One of the exciting things about leasehold is its versatility. It could, for example, be used to provide homes for the mentally ill. The family of a mentally ill person could buy a lease on a studio unit in a purpose-built centre, where support services such as cooking, cleaning and nursing supervision were available. The cost of much of the support could be covered by the pensions of the residents. The Government would fund the cost of building but much of that would be recovered when the leaseholds for the units were sold, leaving the government with responsibility for providing medical care. This is only one example – one that would result in a much improved quality of life for the mentally ill.
For this system to work, we as a community will need to rethink our attitude to housing tenure: someone with a lease on a home for twenty years is not a tenant.
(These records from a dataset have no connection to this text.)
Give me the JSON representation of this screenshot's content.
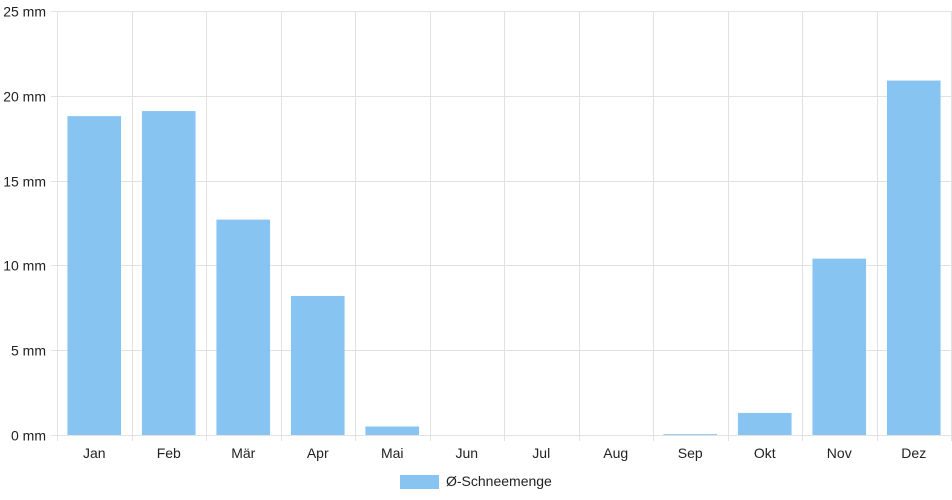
{
  "chart_data": {
    "type": "bar",
    "categories": [
      "Jan",
      "Feb",
      "Mär",
      "Apr",
      "Mai",
      "Jun",
      "Jul",
      "Aug",
      "Sep",
      "Okt",
      "Nov",
      "Dez"
    ],
    "series": [
      {
        "name": "Ø-Schneemenge",
        "values": [
          18.8,
          19.1,
          12.7,
          8.2,
          0.5,
          0,
          0,
          0,
          0.05,
          1.3,
          10.4,
          20.9
        ],
        "color": "#88c4f1"
      }
    ],
    "y_ticks": [
      "0 mm",
      "5 mm",
      "10 mm",
      "15 mm",
      "20 mm",
      "25 mm"
    ],
    "ylim": [
      0,
      25
    ],
    "grid": true,
    "legend_position": "bottom-center"
  }
}
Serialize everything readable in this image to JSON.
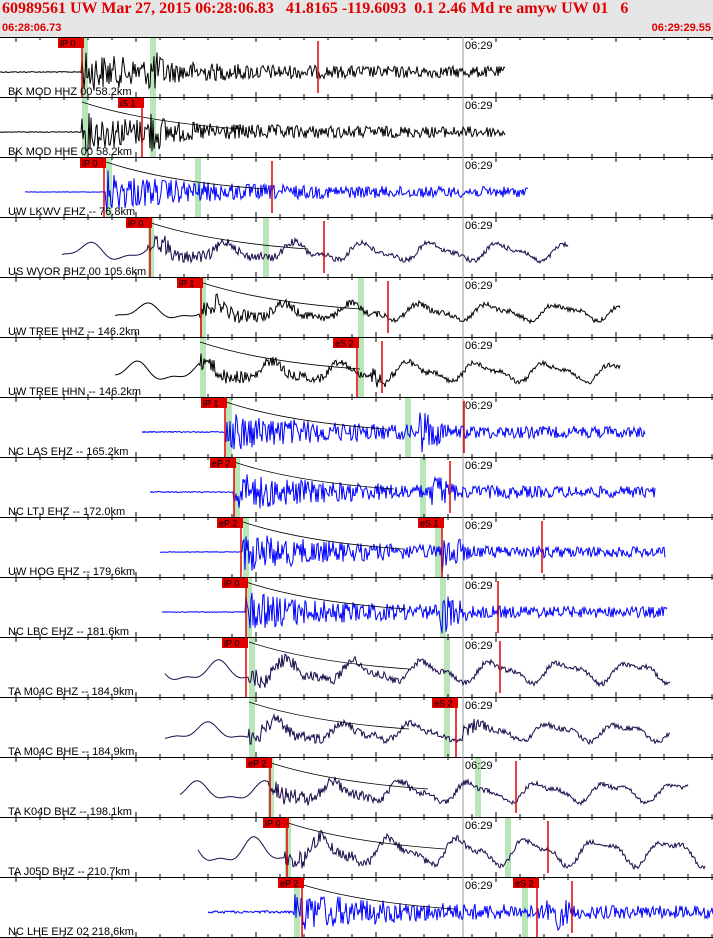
{
  "header": {
    "title": "60989561 UW Mar 27, 2015 06:28:06.83   41.8165 -119.6093  0.1 2.46 Md re amyw UW 01   6",
    "start_time": "06:28:06.73",
    "end_time": "06:29:29.55"
  },
  "minute_label": "06:29",
  "colors": {
    "header_text": "#e00000",
    "pick": "#e00000",
    "window": "#b9e6b9",
    "blue_trace": "#0000ff",
    "dark_trace": "#1a0a4a",
    "black_trace": "#000000"
  },
  "traces": [
    {
      "label": "BK MOD HHZ 00 58.2km",
      "color": "#000000",
      "start": 0,
      "end": 505,
      "amp": 0.15,
      "onset": 82,
      "pulse": 148,
      "pulse_amp": 1.0,
      "smooth": false,
      "picks": [
        {
          "text": "iP 0",
          "x": 58
        }
      ],
      "windows": [
        82,
        150
      ],
      "ticks": [
        318
      ]
    },
    {
      "label": "BK MOD HHE 00 58.2km",
      "color": "#000000",
      "start": 0,
      "end": 505,
      "amp": 0.1,
      "onset": 82,
      "pulse": 148,
      "pulse_amp": 1.0,
      "smooth": false,
      "picks": [
        {
          "text": "iS 1",
          "x": 118
        }
      ],
      "windows": [
        82,
        150
      ],
      "ticks": []
    },
    {
      "label": "UW LKWV EHZ -- 76.8km",
      "color": "#0000ff",
      "start": 25,
      "end": 528,
      "amp": 0.05,
      "onset": 106,
      "pulse": 106,
      "pulse_amp": 1.0,
      "smooth": false,
      "picks": [
        {
          "text": "iP 0",
          "x": 80
        }
      ],
      "windows": [
        106,
        195
      ],
      "ticks": [
        272
      ]
    },
    {
      "label": "US WVOR BHZ 00 105.6km",
      "color": "#1a0a4a",
      "start": 62,
      "end": 568,
      "amp": 0.5,
      "onset": 148,
      "pulse": 160,
      "pulse_amp": 1.0,
      "smooth": true,
      "picks": [
        {
          "text": "iP 0",
          "x": 126
        }
      ],
      "windows": [
        148,
        263
      ],
      "ticks": [
        324
      ]
    },
    {
      "label": "UW TREE HHZ -- 146.2km",
      "color": "#000000",
      "start": 115,
      "end": 620,
      "amp": 0.45,
      "onset": 200,
      "pulse": 210,
      "pulse_amp": 1.0,
      "smooth": true,
      "picks": [
        {
          "text": "iP 1",
          "x": 177
        }
      ],
      "windows": [
        200,
        358
      ],
      "ticks": [
        388
      ]
    },
    {
      "label": "UW TREE HHN -- 146.2km",
      "color": "#000000",
      "start": 115,
      "end": 620,
      "amp": 0.55,
      "onset": 200,
      "pulse": 372,
      "pulse_amp": 1.0,
      "smooth": true,
      "picks": [
        {
          "text": "eS 2",
          "x": 333
        }
      ],
      "windows": [
        200,
        358
      ],
      "ticks": [
        382
      ]
    },
    {
      "label": "NC LAS EHZ -- 165.2km",
      "color": "#0000ff",
      "start": 142,
      "end": 645,
      "amp": 0.15,
      "onset": 226,
      "pulse": 420,
      "pulse_amp": 1.0,
      "smooth": false,
      "picks": [
        {
          "text": "iP 1",
          "x": 201
        }
      ],
      "windows": [
        226,
        405
      ],
      "ticks": [
        464
      ]
    },
    {
      "label": "NC LTJ EHZ -- 172.0km",
      "color": "#0000ff",
      "start": 150,
      "end": 655,
      "amp": 0.15,
      "onset": 234,
      "pulse": 432,
      "pulse_amp": 0.8,
      "smooth": false,
      "picks": [
        {
          "text": "eP 2",
          "x": 210
        }
      ],
      "windows": [
        234,
        420
      ],
      "ticks": [
        450
      ]
    },
    {
      "label": "UW HOG EHZ -- 179.6km",
      "color": "#0000ff",
      "start": 160,
      "end": 665,
      "amp": 0.08,
      "onset": 243,
      "pulse": 440,
      "pulse_amp": 1.0,
      "smooth": false,
      "picks": [
        {
          "text": "eP 2",
          "x": 217
        },
        {
          "text": "eS 1",
          "x": 418
        }
      ],
      "windows": [
        243,
        435
      ],
      "ticks": [
        542
      ]
    },
    {
      "label": "NC LBC EHZ -- 181.6km",
      "color": "#0000ff",
      "start": 162,
      "end": 667,
      "amp": 0.1,
      "onset": 246,
      "pulse": 440,
      "pulse_amp": 1.0,
      "smooth": false,
      "picks": [
        {
          "text": "iP 0",
          "x": 222
        }
      ],
      "windows": [
        246,
        440
      ],
      "ticks": [
        498
      ]
    },
    {
      "label": "TA M04C BHZ -- 184.9km",
      "color": "#1a0a4a",
      "start": 165,
      "end": 670,
      "amp": 0.6,
      "onset": 249,
      "pulse": 260,
      "pulse_amp": 1.0,
      "smooth": true,
      "picks": [
        {
          "text": "iP 0",
          "x": 222
        }
      ],
      "windows": [
        249,
        444
      ],
      "ticks": [
        500
      ]
    },
    {
      "label": "TA M04C BHE -- 184.9km",
      "color": "#1a0a4a",
      "start": 165,
      "end": 670,
      "amp": 0.5,
      "onset": 249,
      "pulse": 462,
      "pulse_amp": 1.0,
      "smooth": true,
      "picks": [
        {
          "text": "eS 2",
          "x": 432
        }
      ],
      "windows": [
        249,
        444
      ],
      "ticks": []
    },
    {
      "label": "TA K04D BHZ -- 198.1km",
      "color": "#1a0a4a",
      "start": 180,
      "end": 688,
      "amp": 0.55,
      "onset": 268,
      "pulse": 280,
      "pulse_amp": 1.0,
      "smooth": true,
      "picks": [
        {
          "text": "eP 2",
          "x": 246
        }
      ],
      "windows": [
        268,
        475
      ],
      "ticks": [
        516
      ]
    },
    {
      "label": "TA J05D BHZ -- 210.7km",
      "color": "#1a0a4a",
      "start": 198,
      "end": 705,
      "amp": 0.75,
      "onset": 285,
      "pulse": 300,
      "pulse_amp": 0.9,
      "smooth": true,
      "picks": [
        {
          "text": "iP 0",
          "x": 263
        }
      ],
      "windows": [
        285,
        505
      ],
      "ticks": [
        548
      ]
    },
    {
      "label": "NC LHE EHZ 02 218.6km",
      "color": "#0000ff",
      "start": 208,
      "end": 713,
      "amp": 0.35,
      "onset": 294,
      "pulse": 545,
      "pulse_amp": 1.0,
      "smooth": false,
      "picks": [
        {
          "text": "eP 2",
          "x": 278
        },
        {
          "text": "eS 2",
          "x": 513
        }
      ],
      "windows": [
        294,
        522
      ],
      "ticks": [
        572
      ]
    }
  ]
}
They legally hold the right to occupy that property for the next 20 years: they OWN the leasehold. There is, of course, nothing to prevent long-term residential leases happening now. But what is missing is a culture of acceptance of leasehold as a legitimate and viable way of ‘owning’ a home. Both householders and investors in residential real estate need to become comfortable with the concept, and this is where government will need to play a part.